Ventricular Intramyocardial Navigation for Tachycardia Ablation Guided by Electrograms (VINTAGE)

心脏病学 烧蚀 内科学 心室 室性心动过速 医学 射频消融术 导管消融 心动过速 放射科
作者
Rim Halaby,Christopher G. Bruce,Aravindan Kolandaivelu,Neal K. Bhatia,Toby Rogers,Jaffar M. Khan,Dursun Korel Yildirim,Andi E. Jaimes,Kendall O’Brien,Vasilis Babaliaros,Adam B. Greenbaum,Robert J. Lederman
出处
期刊:JACC: Clinical Electrophysiology [Elsevier]
卷期号:10 (5): 814-825
标识
DOI:10.1016/j.jacep.2024.04.002
摘要

Deep intramural ventricular tachycardia substrate targets are difficult to access, map, and ablate from endocardial and epicardial surfaces, resulting in high recurrence rates. In this study, the authors introduce a novel approach called ventricular intramyocardial navigation for tachycardia ablation guided by electrograms (VINTAGE) to access and ablate anatomically challenging ventricular tachycardia from within the myocardium. Guidewire/microcatheter combinations were navigated deep throughout the extravascular myocardium, accessed directly from the right ventricle cavity, in Yorkshire swine (6 naive, 1 infarcted). Devices were steered to various intramyocardial targets including the left ventricle summit, guided by fluoroscopy, unipolar electrograms, and/or electroanatomic mapping. Radiofrequency ablations were performed to characterize ablation parameters and reproducibility.
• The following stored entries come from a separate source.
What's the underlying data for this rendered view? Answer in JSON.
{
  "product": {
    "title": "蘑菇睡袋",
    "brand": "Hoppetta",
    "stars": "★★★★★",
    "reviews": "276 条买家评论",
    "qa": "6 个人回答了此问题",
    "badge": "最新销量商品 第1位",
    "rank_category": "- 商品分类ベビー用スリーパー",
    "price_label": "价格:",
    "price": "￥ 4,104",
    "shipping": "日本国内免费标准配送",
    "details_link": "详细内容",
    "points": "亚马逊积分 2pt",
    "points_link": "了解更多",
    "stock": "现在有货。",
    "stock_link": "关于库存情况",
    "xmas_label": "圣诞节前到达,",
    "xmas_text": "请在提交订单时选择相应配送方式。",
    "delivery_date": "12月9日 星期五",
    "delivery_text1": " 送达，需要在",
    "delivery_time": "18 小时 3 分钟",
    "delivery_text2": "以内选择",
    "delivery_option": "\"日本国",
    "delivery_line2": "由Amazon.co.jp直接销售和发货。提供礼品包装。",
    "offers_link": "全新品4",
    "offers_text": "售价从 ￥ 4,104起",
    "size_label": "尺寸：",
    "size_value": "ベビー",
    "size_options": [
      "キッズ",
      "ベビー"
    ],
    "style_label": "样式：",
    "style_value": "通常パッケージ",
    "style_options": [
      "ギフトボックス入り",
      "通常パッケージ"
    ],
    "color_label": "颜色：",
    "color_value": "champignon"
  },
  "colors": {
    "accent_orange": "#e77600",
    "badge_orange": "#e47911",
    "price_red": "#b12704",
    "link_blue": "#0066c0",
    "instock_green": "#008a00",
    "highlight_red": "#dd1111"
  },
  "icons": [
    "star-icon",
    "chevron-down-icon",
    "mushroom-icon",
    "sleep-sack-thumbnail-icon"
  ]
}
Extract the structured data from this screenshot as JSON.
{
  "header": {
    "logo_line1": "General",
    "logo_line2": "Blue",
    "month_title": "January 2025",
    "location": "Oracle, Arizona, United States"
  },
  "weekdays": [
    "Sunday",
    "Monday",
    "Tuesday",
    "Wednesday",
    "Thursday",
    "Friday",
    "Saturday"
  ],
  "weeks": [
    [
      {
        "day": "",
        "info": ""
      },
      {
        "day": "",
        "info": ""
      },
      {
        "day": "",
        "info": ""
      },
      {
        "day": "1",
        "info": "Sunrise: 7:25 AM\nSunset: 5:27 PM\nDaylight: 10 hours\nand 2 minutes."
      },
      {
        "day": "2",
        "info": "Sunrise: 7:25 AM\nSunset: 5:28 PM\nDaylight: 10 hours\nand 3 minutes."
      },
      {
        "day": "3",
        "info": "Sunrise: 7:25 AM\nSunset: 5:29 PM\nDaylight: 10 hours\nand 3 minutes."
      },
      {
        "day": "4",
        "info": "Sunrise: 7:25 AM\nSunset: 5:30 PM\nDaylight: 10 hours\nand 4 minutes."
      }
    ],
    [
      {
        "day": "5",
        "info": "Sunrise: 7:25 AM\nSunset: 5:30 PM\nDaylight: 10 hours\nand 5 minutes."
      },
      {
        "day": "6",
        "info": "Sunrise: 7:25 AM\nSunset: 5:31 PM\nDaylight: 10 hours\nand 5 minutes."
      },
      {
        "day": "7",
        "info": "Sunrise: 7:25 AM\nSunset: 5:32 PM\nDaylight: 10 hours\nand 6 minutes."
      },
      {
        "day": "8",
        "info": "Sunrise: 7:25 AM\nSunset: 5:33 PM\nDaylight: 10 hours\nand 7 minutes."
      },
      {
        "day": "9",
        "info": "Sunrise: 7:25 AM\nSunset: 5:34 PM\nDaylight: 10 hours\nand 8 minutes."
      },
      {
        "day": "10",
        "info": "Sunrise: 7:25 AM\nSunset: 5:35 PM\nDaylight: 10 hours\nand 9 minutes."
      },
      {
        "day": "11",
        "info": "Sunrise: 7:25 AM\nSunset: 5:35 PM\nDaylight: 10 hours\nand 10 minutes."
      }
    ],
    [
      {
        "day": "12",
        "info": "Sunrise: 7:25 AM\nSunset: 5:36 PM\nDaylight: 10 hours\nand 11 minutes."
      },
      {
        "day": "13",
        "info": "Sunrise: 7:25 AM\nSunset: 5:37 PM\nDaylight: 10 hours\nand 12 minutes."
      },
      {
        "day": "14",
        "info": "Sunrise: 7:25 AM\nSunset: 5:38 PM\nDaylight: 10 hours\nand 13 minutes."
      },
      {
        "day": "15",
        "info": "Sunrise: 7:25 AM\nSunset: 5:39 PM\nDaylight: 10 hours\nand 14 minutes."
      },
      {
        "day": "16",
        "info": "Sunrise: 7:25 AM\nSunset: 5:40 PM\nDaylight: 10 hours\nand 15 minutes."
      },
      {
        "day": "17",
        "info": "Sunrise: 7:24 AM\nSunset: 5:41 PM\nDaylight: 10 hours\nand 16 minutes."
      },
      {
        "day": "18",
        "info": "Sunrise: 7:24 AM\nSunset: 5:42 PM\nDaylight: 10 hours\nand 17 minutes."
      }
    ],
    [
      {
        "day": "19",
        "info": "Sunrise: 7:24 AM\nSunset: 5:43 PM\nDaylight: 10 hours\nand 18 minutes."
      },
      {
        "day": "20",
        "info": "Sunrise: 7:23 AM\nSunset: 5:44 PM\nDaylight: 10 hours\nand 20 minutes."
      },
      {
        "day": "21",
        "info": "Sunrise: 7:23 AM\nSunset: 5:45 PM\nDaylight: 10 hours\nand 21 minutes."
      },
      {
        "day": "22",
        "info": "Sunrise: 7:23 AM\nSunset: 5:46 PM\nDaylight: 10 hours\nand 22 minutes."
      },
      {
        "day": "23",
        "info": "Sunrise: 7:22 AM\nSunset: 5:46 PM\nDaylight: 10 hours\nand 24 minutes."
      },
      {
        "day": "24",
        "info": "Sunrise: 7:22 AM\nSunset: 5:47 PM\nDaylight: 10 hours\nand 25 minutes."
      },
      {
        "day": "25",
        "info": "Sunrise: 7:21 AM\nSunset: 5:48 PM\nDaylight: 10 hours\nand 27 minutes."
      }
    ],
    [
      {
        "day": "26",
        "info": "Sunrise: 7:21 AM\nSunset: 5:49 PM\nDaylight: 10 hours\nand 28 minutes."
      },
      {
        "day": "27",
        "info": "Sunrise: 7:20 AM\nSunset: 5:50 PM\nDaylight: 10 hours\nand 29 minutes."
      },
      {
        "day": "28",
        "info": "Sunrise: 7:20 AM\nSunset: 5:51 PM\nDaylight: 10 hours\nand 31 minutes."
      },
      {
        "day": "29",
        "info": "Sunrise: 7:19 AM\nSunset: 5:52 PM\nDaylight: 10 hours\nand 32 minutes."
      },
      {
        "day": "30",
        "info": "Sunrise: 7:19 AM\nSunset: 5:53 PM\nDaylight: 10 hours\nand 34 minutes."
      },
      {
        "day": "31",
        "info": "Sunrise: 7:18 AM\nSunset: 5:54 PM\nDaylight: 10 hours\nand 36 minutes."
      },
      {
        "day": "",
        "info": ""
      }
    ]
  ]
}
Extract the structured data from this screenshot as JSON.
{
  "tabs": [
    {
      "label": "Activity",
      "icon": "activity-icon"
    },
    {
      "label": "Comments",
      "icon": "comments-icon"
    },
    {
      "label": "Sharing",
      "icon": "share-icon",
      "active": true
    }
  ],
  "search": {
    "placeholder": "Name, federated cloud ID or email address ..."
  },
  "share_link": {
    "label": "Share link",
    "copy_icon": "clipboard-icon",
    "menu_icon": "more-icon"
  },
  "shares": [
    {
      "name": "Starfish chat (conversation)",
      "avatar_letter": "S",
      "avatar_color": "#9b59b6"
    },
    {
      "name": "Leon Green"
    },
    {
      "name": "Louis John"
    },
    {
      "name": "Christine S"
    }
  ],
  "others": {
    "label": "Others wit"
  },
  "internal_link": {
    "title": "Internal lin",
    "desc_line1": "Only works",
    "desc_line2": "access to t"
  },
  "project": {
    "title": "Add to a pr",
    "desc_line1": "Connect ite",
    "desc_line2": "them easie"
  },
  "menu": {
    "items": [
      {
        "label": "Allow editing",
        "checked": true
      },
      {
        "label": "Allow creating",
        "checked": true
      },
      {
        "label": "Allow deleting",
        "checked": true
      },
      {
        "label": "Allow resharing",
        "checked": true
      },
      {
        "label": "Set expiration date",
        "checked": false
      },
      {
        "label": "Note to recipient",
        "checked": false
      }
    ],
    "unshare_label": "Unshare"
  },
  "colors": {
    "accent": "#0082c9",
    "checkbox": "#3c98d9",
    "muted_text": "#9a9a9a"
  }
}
Intramyocardial saline irrigation began 1 minute before ablation and continued throughout. Lesions were analyzed on cardiac magnetic resonance and necropsy. VINTAGE was feasible in all animals within naive and infarcted myocardium. Forty-three lesions were created, using various guidewires and power settings. Forty-one (95%) lesions were detected on cardiac magnetic resonance and 38 (88%) on necropsy; all undetected lesions resulted from intentionally subtherapeutic ablation energy (10 W). Larger-diameter guidewires yielded larger size lesions. Lesion volumes on necropsy were significantly larger at 20 W than 10 W (178 mm3 [Q1-Q3: 104-382 mm3] vs 49 mm3 [Q1-Q3: 35-93 mm3]; P = 0.02). Higher power (30 W) did not create larger lesions. Median impedance dropped with preablation irrigation by 12 Ω (Q1-Q3: 8-17 Ω), followed by a further 15-Ω (Q1-Q3: 11-19 Ω) drop during ablation. Intramyocardial navigation, ablation, and irrigation were not associated with any complications. VINTAGE was safe and effective at creating intramural ablation lesions in targets traditionally considered inaccessible from the endocardium and epicardium, both naive and infarcted. Intramyocardial guidewire irrigation and ablation at 20 W creates reproducibly large intramural lesions.